Chickens, Beer, Books, Banks, and Glasses: Do You Recognize the Theme?

See if you can spot the common theme in three different pieces that I happened to read today. First up is “Obama’s Game of Chicken,” a piece in the Washington Monthly that tells the story of how small chicken farmers are now practically indentured servants to big poultry processors. The evolution of the industry started in the 50s, when processors changed from an open-market model to a contract model, but things remained OK all the way through the end of the 70s:

If a farmer didn’t like the terms offered by one company, he could, at the end of the contract period, simply switch to another. The basic balance of power between the farmers and the companies remained in place.

The change that finally upended this balance came in 1981. A group of Chicago School economists and lawyers working in the Reagan administration introduced a new interpretation of antitrust laws….Under Reagan, the Department of Justice narrowed the scope of those laws to promote primarily “consumer welfare,” based on “efficiency considerations.” In other words, the point of antitrust law would no longer be to promote competition by maintaining open markets.

….Although the change was strongly opposed by centrists in both parties, a number of left-wing academics and consumer activists in the Democratic Party embraced the new goal of promoting efficiency. The courts also soon began to reflect this political shift….In 1980, the four biggest meatpacking companies in the country controlled 36 percent of the market. Ten years later, their share had doubled, to 72 percent.

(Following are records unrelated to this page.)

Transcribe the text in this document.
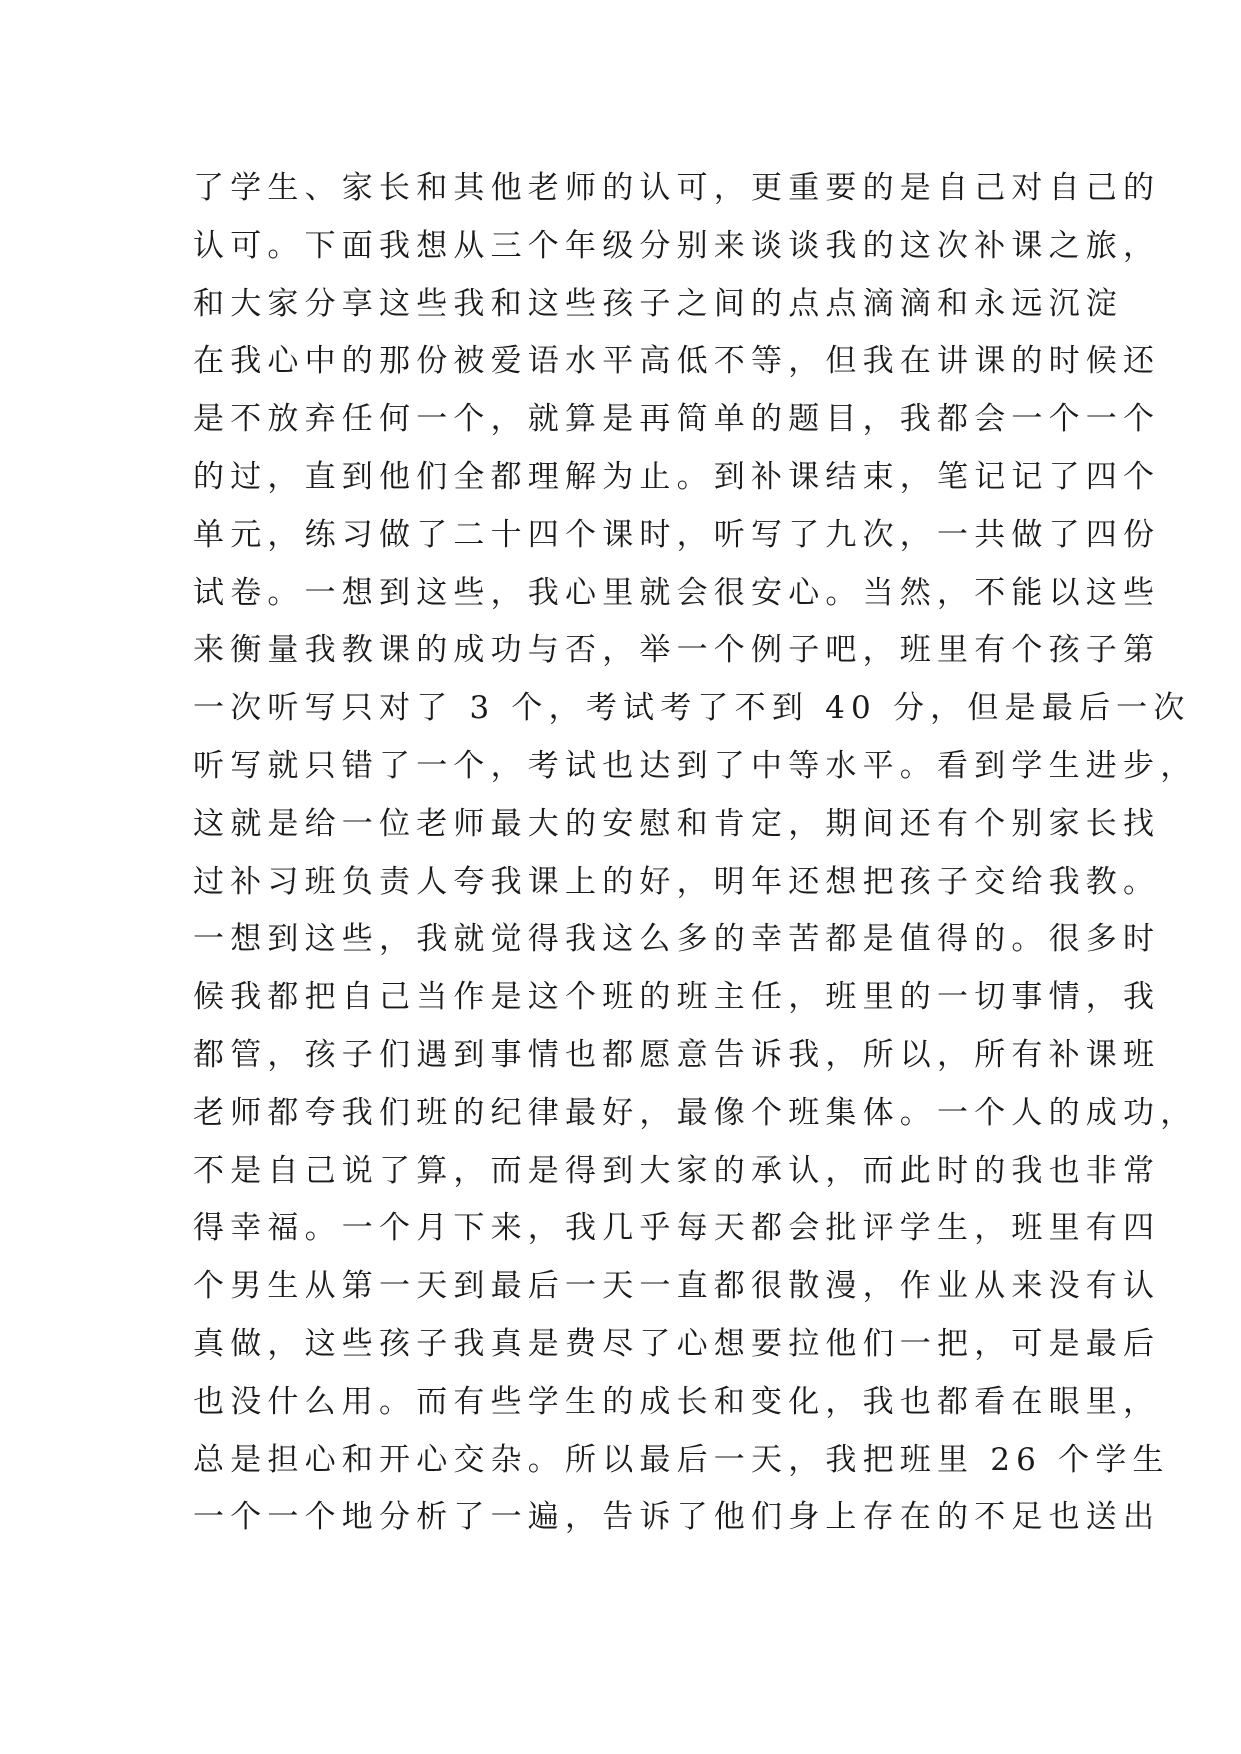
了学生、家长和其他老师的认可，更重要的是自己对自己的
认可。下面我想从三个年级分别来谈谈我的这次补课之旅，
和大家分享这些我和这些孩子之间的点点滴滴和永远沉淀
在我心中的那份被爱语水平高低不等，但我在讲课的时候还
是不放弃任何一个，就算是再简单的题目，我都会一个一个
的过，直到他们全都理解为止。到补课结束，笔记记了四个
单元，练习做了二十四个课时，听写了九次，一共做了四份
试卷。一想到这些，我心里就会很安心。当然，不能以这些
来衡量我教课的成功与否，举一个例子吧，班里有个孩子第
一次听写只对了 3 个，考试考了不到 40 分，但是最后一次
听写就只错了一个，考试也达到了中等水平。看到学生进步，
这就是给一位老师最大的安慰和肯定，期间还有个别家长找
过补习班负责人夸我课上的好，明年还想把孩子交给我教。
一想到这些，我就觉得我这么多的幸苦都是值得的。很多时
候我都把自己当作是这个班的班主任，班里的一切事情，我
都管，孩子们遇到事情也都愿意告诉我，所以，所有补课班
老师都夸我们班的纪律最好，最像个班集体。一个人的成功，
不是自己说了算，而是得到大家的承认，而此时的我也非常
得幸福。一个月下来，我几乎每天都会批评学生，班里有四
个男生从第一天到最后一天一直都很散漫，作业从来没有认
真做，这些孩子我真是费尽了心想要拉他们一把，可是最后
也没什么用。而有些学生的成长和变化，我也都看在眼里，
总是担心和开心交杂。所以最后一天，我把班里 26 个学生
一个一个地分析了一遍，告诉了他们身上存在的不足也送出
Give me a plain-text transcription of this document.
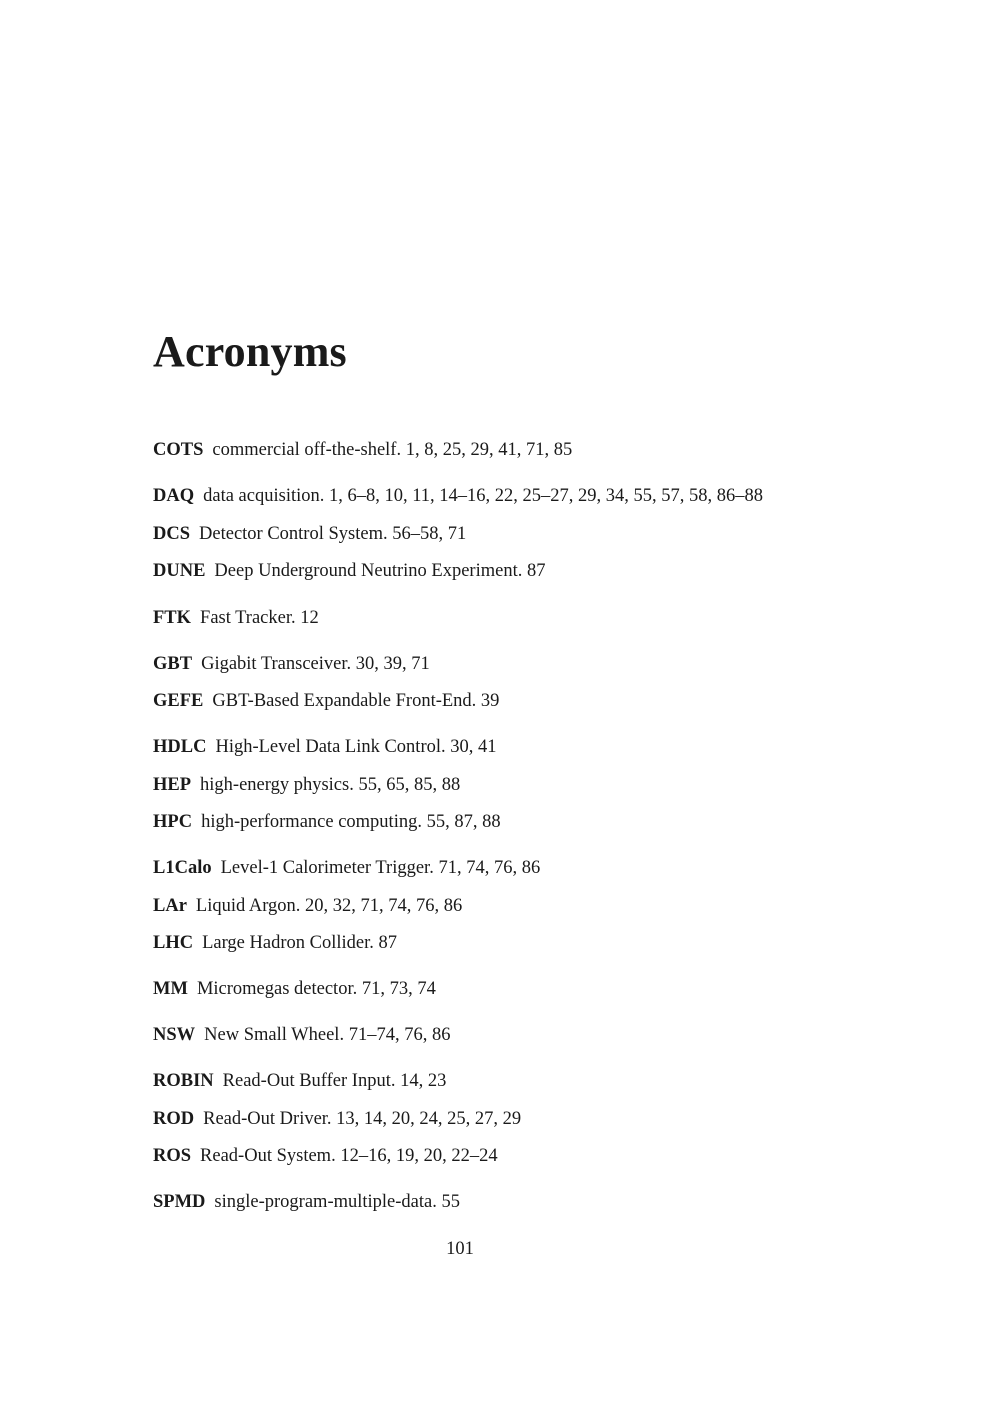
Acronyms
COTS commercial off-the-shelf. 1, 8, 25, 29, 41, 71, 85
DAQ data acquisition. 1, 6–8, 10, 11, 14–16, 22, 25–27, 29, 34, 55, 57, 58, 86–88
DCS Detector Control System. 56–58, 71
DUNE Deep Underground Neutrino Experiment. 87
FTK Fast Tracker. 12
GBT Gigabit Transceiver. 30, 39, 71
GEFE GBT-Based Expandable Front-End. 39
HDLC High-Level Data Link Control. 30, 41
HEP high-energy physics. 55, 65, 85, 88
HPC high-performance computing. 55, 87, 88
L1Calo Level-1 Calorimeter Trigger. 71, 74, 76, 86
LAr Liquid Argon. 20, 32, 71, 74, 76, 86
LHC Large Hadron Collider. 87
MM Micromegas detector. 71, 73, 74
NSW New Small Wheel. 71–74, 76, 86
ROBIN Read-Out Buffer Input. 14, 23
ROD Read-Out Driver. 13, 14, 20, 24, 25, 27, 29
ROS Read-Out System. 12–16, 19, 20, 22–24
SPMD single-program-multiple-data. 55
101
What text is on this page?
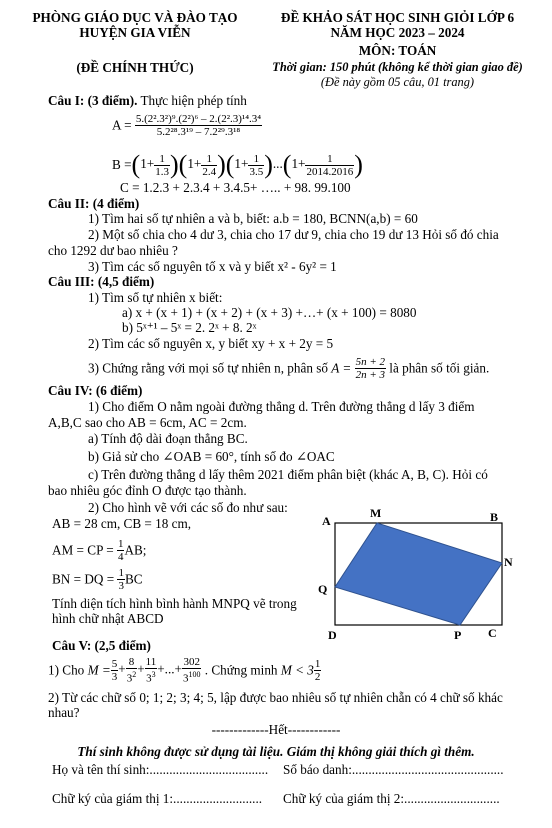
PHÒNG GIÁO DỤC VÀ ĐÀO TẠO
HUYỆN GIA VIỄN
(ĐỀ CHÍNH THỨC)
ĐỀ KHẢO SÁT HỌC SINH GIỎI LỚP 6
NĂM HỌC 2023 – 2024
MÔN: TOÁN
Thời gian: 150 phút (không kể thời gian giao đề)
(Đề này gồm 05 câu, 01 trang)
Câu I: (3 điểm). Thực hiện phép tính
$A = \frac{\text{5.(2².3²)⁹.(2²)⁶ – 2.(2².3)¹⁴.3⁴}}{\text{5.2²⁸.3¹⁹ – 7.2²⁹.3¹⁸}}$
$B =(1+ \frac{1}{1.3} )(1+ \frac{1}{2.4} )(1+ \frac{1}{3.5} )...(1+ \frac{1}{2014.2016}$ )
C = 1.2.3 + 2.3.4 + 3.4.5+ ….. + 98. 99.100
Câu II: (4 điểm)
1) Tìm hai số tự nhiên a và b, biết: a.b = 180, BCNN(a,b) = 60
2) Một số chia cho 4 dư 3, chia cho 17 dư 9, chia cho 19 dư 13 Hỏi số đó chia
cho 1292 dư bao nhiêu ?
3) Tìm các số nguyên tố x và y biết x² - 6y² = 1
Câu III: (4,5 điểm)
1) Tìm số tự nhiên x biết:
a) x + (x + 1) + (x + 2) + (x + 3) +…+ (x + 100) = 8080
b) 5ˣ⁺¹ – 5ˣ = 2. 2ˣ + 8. 2ˣ
2) Tìm các số nguyên x, y biết xy + x + 2y = 5
3) Chứng rằng với mọi số tự nhiên n, phân số $A = \frac{5n + 2}{2n + 3}$ là phân số tối giản.
Câu IV: (6 điểm)
1) Cho điểm O nằm ngoài đường thẳng d. Trên đường thẳng d lấy 3 điểm
A,B,C sao cho AB = 6cm, AC = 2cm.
a) Tính độ dài đoạn thẳng BC.
b) Giả sử cho ∠OAB = 60°, tính số đo ∠OAC
c) Trên đường thẳng d lấy thêm 2021 điểm phân biệt (khác A, B, C). Hỏi có
bao nhiêu góc đỉnh O được tạo thành.
2) Cho hình vẽ với các số đo như sau:
AB = 28 cm, CB = 18 cm,
AM = CP = $\frac{1}{4}$ AB;
BN = DQ = $\frac{1}{3}$ BC
Tính diện tích hình bình hành MNPQ vẽ trong
hình chữ nhật ABCD
A
M	B
N
Q
D	P C
Câu V: (2,5 điểm)
1) Cho $M = \frac{5}{3} + \frac{8}{3^2} + \frac{11}{3^3}$ +...+ $\frac{302}{3^{100}}$ . Chứng minh $M < 3 \frac{1}{2}$
2) Từ các chữ số 0; 1; 2; 3; 4; 5, lập được bao nhiêu số tự nhiên chẵn có 4 chữ số khác
nhau?
-------------Hết------------
Thí sinh không được sử dụng tài liệu. Giám thị không giải thích gì thêm.
Họ và tên thí sinh:.................................... Số báo danh:..............................................
Chữ ký của giám thị 1:........................... Chữ ký của giám thị 2:.............................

Next up is “Last Call,” another piece in the Washington Monthly, about the fact that two gigantic multinational corporations now control manufacturing and distribution of 80 percent of the beer sold in America:

Prior to the 2008 takeover, Anheuser-Busch generally accepted the regulatory regime that had governed the U.S. alcohol industry since the repeal of Prohibition. It didn’t attack the independent wholesalers in control of its supply chain, and generally treated them well. “Tough but fair” is a phrase used by several wholesale-business sources to describe their dealings with the Busch family dynasty. Everyone was making money; there was no need to rock the boat.

All that changed quickly after Anheuser-Busch lost its independence….Today, with only one remaining real competitor, MillerCoors, the pressure it can put on its wholesalers is extraordinary. A wholesaler who loses its account with either company loses one of its two largest customers, and cannot offer his retail clients the name-brand beers that form the backbone of the market. The Big Two in effect have a captive system by which to bring their goods to market.

…. So distributors are caught in an impossible bind: they either do the brewer’s bidding, including selling their businesses to favored “Anchor Wholesalers,” or they lose Anheuser-Busch InBev as a client. And if the wholesalers try to push back? Anheuser-Busch InBev will get rough.

Finally, here is Tyler Cowen on how he expects the publishing industry to evolve:

I expect two or three major publishers, with stacked names (“Penguin Random House”), and they will be owned by Google, Apple, Amazon, and possibly Facebook, or their successors, which perhaps would make it “Apple Penguin Random House.” Those companies have lots of cash, amazing marketing penetration, potential synergies with marketing content they own, and very strong desires to remain focal in the eyes of their customer base. They could buy up a major publisher without running solvency risk. For instance Amazon revenues are about twelve times those of a merged Penguin Random House and arguably that gap will grow.

I made it too easy, didn’t I? For more to cogitate about here, you might also want to revisit a recent 60 Minutes program about the eyewear market, and also think about how well the consolidation of the financial industry has worked out for us over the past decade or two.

Both parties, but Republicans especially, mostly spend their time protecting not the free market, as they insist, but big business interests. This is decidedly not the same thing, and it might well be that three or four vertically integrated giants in practically every industry isn’t really all that good for the rest of us. This is just a thought, but in the long run, maybe competition really is a good thing.